Tuesday, November 5, 2013

Update!

Only 11 months since my last post. Let's check in on the state of the knitting, shall we?

On the needles:

Husband sweater. Mr. Husband asked for a sweater - machine washable, and basic.  I'm knitting this from Ella Rae Classic Heathers Superwash, using the set-in sleeve recipe from Ann Budd's Handy Book of Sweater Patterns.  The color is darker, richer. Oh, and the back is now 15" long.  So I've made some progress since the photo was taken.
wips

Augusta Cardigan. I have had this yarn for six years, and now is the time to knit it.  It's 100% alpaca, Peruvian Tweed, held double throughout.  There is much to say about this sweater, but not this post.
Augusta Cardigan 

In Dreams Shawl.  A beautiful lace pattern, knit from an apparently uncapturable shade of purple in Knit Picks Glass lace.  I am omitting the 5000 beads.  This has been mostly set aside as I get distracted by the above sweaters.
wips

Pink sock. A movie theatre sock (so easy I can knit it in the dark), with an afterthought heel.  Knit from Knit Picks Chroma.
wips

Recently finished:

Thrummed mittens.  Thrummed mittens for my walks to work in the winter.  Knit two at a time with Cascade Cloud 9, and roving from Picnic Knits, who has moved from the dying business to the designing business.  I kept the color changes in the roving lined up, more or less.  Very very fluffy.
Thrummed mittens
Thrummed mittens 

Gaptastic Cowl.  Ann, owner of the fantastic new yarn store in town, Yarn Folk, knit up a GAP-tastic cowl sample, and I think there's been an outbreak of them around here.  I knit this up in less than a week from two skeins of Plymouth Baby Alpaca Grande.  That stuff is like heaven to knit with.  So soft, so squishy, so wonderful.  
Gaptastic cowl

Running:  

North Olympic Discovery Marathon.  Back in June I ran my first ever marathon.  And I finished it in a time of 5:11:43.  I'll count that as a victory.  I'm pictured here eating the best croissant I've ever had.  I hurt for days, but I've never had a grape popsicle as amazing as the one I had after I finished running.
Post-race euphoria

I kind of fell off the training wagon since then, but have my eye on a local marathon at the beginning of April...  Time will tell whether or not I go for it.  But if I do, training will start the first week of January!  Not that I've drafted out a long run schedule or anything.  


Sunday, January 13, 2013

FO: Aidez of Uncertainty

For me, gauge is not a science.
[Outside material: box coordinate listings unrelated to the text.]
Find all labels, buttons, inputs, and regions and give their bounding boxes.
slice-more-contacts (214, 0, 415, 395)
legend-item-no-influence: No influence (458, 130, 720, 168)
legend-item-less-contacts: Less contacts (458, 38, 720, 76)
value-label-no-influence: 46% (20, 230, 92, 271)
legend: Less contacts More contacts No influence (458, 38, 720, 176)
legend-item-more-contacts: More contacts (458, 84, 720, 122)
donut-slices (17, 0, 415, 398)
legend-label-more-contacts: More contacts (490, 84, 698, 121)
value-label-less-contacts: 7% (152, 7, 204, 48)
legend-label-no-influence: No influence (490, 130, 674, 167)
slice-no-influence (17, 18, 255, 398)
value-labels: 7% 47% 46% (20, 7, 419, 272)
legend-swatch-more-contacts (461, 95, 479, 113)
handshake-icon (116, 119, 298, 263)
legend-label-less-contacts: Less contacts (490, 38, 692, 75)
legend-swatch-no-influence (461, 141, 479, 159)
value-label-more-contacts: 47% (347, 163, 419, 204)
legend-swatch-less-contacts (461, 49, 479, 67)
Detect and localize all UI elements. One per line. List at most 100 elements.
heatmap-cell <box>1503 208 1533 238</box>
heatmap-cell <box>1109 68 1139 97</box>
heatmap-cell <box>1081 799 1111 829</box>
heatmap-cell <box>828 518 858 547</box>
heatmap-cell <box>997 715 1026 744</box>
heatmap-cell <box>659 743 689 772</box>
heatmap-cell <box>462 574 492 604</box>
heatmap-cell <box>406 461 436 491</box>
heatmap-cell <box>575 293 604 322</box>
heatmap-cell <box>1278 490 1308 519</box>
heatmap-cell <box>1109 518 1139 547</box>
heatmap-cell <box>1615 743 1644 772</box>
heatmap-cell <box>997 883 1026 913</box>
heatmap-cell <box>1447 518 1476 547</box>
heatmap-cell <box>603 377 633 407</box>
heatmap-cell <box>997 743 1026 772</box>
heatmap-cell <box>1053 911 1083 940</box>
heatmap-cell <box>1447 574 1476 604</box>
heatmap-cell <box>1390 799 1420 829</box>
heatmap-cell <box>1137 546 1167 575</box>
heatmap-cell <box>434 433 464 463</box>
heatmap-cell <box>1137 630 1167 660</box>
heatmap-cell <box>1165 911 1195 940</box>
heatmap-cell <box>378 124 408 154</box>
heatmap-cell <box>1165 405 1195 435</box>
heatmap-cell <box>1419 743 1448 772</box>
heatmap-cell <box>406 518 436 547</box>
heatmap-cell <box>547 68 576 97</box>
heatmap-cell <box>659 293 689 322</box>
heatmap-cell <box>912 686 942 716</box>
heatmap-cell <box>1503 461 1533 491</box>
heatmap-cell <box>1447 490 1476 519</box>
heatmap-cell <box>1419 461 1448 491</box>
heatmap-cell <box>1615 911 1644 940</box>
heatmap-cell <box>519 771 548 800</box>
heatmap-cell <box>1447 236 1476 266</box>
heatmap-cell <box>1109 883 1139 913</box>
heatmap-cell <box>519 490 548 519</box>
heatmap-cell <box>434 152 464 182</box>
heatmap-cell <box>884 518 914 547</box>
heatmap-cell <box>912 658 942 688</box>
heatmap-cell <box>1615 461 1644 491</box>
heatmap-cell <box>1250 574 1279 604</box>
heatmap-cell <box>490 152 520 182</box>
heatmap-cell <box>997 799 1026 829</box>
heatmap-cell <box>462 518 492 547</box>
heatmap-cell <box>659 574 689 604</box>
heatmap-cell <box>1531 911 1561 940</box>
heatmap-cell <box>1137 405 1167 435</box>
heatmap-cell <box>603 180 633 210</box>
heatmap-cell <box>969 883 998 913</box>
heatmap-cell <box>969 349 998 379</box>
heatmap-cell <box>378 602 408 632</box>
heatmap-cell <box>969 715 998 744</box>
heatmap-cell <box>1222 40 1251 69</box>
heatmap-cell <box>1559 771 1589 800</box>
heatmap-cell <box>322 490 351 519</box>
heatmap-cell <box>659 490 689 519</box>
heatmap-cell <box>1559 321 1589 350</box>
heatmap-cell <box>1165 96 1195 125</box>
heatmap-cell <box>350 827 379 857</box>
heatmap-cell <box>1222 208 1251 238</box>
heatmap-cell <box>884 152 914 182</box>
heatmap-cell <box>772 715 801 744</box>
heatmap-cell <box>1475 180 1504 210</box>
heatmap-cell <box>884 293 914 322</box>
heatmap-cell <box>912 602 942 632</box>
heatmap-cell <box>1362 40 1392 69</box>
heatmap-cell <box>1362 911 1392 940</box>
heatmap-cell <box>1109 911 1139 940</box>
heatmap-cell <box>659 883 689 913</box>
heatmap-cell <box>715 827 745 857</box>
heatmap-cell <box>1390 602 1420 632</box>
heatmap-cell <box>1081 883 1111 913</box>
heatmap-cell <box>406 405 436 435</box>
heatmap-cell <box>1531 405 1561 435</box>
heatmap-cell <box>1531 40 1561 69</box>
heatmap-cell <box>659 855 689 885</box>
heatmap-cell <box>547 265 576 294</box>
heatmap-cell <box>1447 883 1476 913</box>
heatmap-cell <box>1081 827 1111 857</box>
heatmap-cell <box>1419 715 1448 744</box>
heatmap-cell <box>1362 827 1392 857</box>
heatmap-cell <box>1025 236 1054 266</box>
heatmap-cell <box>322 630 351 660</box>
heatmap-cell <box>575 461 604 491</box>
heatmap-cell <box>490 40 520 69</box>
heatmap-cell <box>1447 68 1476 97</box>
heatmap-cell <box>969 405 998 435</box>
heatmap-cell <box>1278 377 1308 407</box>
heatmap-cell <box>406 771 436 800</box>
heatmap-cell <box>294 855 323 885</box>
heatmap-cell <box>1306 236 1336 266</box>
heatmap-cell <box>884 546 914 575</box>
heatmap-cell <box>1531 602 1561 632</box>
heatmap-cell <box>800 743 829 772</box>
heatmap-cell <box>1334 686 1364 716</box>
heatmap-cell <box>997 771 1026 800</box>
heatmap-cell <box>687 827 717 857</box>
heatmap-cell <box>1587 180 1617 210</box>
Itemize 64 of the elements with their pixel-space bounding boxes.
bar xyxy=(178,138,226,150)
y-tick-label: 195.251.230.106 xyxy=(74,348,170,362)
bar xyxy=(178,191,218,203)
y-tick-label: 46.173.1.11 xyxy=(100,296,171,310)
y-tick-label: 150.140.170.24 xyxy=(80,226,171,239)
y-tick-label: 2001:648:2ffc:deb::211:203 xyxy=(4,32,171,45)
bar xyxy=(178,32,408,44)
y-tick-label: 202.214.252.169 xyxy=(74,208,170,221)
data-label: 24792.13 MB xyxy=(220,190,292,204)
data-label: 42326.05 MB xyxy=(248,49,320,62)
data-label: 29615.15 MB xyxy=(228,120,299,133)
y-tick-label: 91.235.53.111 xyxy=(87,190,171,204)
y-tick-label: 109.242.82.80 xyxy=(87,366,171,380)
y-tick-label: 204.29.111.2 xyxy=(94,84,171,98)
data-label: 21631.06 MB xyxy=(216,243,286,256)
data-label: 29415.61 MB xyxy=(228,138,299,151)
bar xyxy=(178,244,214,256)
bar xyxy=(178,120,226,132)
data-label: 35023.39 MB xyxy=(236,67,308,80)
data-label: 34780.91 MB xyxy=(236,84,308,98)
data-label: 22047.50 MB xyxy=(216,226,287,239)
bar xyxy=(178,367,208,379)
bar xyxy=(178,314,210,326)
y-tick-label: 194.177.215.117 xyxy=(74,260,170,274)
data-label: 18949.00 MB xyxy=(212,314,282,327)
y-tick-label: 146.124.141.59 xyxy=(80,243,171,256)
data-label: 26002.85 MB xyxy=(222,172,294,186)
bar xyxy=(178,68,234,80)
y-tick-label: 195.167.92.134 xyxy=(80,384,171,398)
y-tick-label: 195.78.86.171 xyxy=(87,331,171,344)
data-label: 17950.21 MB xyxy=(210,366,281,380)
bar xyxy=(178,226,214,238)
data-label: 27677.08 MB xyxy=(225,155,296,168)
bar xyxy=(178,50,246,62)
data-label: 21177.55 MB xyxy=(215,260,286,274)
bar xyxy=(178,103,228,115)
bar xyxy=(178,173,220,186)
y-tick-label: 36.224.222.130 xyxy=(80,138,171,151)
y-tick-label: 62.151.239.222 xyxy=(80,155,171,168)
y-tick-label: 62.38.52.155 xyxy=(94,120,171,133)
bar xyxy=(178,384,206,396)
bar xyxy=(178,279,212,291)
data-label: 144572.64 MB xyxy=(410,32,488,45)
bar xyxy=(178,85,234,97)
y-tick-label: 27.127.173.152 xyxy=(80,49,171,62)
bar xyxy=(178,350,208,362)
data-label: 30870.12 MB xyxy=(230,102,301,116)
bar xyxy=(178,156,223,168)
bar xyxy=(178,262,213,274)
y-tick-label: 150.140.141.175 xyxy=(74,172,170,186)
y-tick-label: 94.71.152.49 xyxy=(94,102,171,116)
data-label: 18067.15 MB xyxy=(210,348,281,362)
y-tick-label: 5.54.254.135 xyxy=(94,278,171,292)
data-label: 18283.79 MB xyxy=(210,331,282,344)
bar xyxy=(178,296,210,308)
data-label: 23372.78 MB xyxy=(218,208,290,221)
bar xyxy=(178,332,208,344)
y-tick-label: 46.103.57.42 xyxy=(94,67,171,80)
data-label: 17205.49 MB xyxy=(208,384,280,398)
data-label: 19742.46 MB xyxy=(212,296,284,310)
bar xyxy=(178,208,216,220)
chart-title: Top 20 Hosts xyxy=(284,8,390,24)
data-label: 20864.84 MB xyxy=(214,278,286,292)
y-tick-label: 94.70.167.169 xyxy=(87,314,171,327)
I'm apt to knit a swatch and call it "close enough." So when I decided to knit Aidez, I wasn't sure I had enough yarn. I had seven hanks of Wool of the Andes Bulky, and I just wasn't sure. But I went for it.

And it worked.
Aidez

For a bulky weight sweater, this design has a lightness and an ease. Which is probably why it has 2500+ projects on Ravelry.
Aidez

The cables are great. I went with a popular modification to the lattice cables, so it was a true lattice.
Aidez

I knit the sleeves two at a time, but without a stitch marker, so I ended up knitting one sleeve more than another. At one point, I discovered that I had crossed the cable to early, so a repeat was short about 5 inches back. I fudged it. So one arm has a short repeat and a long repeat, while the other stayed nice and even.
Aidez

The only thing I'm not really happy with is my seaming. I tend to tug on the fronts and it exposes gaps in the side seaming. It doesn't drive me crazy, but I'll be a bit more careful with seamed projects in the future.

This sweater will get a lot of wear. I've worn it twice already and it's only been finished for about a week and a half.  Hooray for successful projects!